The Committee shall consist of at least three (3) members of the Board, and all members of the Committee shall, in the judgment of the Board, have relevant scientific experience. No Committee member shall be a current employee of the Company, and each member shall be free from any relationship that would interfere with the exercise of his or her independent judgment, as determined by the Board, in accordance with the applicable independence requirements of the Nasdaq Stock Market and the rules and regulations of the Securities and Exchange Commission. The Board shall appoint the members of the Committee and the Chair of the Committee.

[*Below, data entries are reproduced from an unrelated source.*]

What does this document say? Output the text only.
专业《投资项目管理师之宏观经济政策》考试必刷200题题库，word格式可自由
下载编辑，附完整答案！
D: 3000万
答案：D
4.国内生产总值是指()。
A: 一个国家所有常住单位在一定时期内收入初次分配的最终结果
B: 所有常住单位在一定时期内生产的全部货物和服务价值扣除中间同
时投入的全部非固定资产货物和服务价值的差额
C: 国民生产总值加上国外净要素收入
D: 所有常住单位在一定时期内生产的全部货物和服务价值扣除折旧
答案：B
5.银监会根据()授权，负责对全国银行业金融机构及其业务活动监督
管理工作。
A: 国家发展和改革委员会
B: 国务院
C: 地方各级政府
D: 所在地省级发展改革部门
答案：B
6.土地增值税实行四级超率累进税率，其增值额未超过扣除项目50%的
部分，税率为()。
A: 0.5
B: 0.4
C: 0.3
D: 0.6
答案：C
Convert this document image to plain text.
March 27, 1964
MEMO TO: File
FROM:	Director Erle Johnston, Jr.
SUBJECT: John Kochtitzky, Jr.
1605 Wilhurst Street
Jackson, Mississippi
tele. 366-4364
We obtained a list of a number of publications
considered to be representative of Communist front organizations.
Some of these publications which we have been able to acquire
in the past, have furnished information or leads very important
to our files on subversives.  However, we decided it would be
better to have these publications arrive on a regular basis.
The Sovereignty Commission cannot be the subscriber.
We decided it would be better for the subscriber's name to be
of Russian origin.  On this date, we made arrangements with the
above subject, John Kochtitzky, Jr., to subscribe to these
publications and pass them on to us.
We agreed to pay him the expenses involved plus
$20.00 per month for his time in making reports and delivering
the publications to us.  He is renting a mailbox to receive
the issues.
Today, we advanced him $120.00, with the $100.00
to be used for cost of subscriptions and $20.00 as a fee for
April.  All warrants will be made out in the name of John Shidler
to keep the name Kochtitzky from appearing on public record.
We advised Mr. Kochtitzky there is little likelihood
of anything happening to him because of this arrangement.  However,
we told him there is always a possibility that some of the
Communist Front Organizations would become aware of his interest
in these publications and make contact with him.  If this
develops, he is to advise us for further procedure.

The Committee shall have the authority to obtain, at the expense of the Company and in coordination with its officers, advice and assistance from internal or external legal, clinical, scientific or other advisors and consultants. Other reasonable expenditures for external resources that the Committee deems necessary or appropriate in the performance of its duties are permitted and shall be paid for by the Company.
Except to the extent inconsistent with any laws and rules applicable to the Company, any responsibility or authority of the Committee under this Charter may be delegated as appropriate by the Board or the Committee, including to the Chair of the Committee or to a subcommittee composed of one or more Committee members and/or other members of the Board and/or officers of the Company.
The Committee shall:
- Oversee the Company’s clinical development program and drug discovery activities.
- Review the progress of preclinical assets in-licensed or acquired by the Company and evaluate potential future business development opportunities.
- Evaluate and discuss trends in the treatment landscape of areas of therapeutic interest to the Company and potential effects on the Company’s pipeline strategy and other business needs
- Advise the Board on other matters of scientific importance as the Board, in consultation with the Company’s management, may designate from time to time.
- Periodically review, discuss and assess the Committee’s own performance, including a review of its compliance with this Charter, and report its findings to the Board.
- Review and assess this Charter on an annual basis and recommend any proposed changes to the Board for its consideration.
In addition, the Committee may identify additional areas of focus and/or perform other any activities consistent with this Charter, the Company’s Amended and Restated Certificate of Incorporation, Bylaws and applicable governing law or regulation, as the Committee or the Board deems appropriate.
The Committee will hold at least two (2) regular meetings per year and additional regular or special meetings as the Committee deems appropriate. Officers and other employees of the Company may attend these meetings at the invitation of the Committee.
MINUTES AND REPORTS
Minutes of each meeting of the Committee shall be kept and distributed to each member of the Committee and the Secretary of the Company. The Chair of the Committee shall report to the Board from time to time, or whenever so requested by the Board.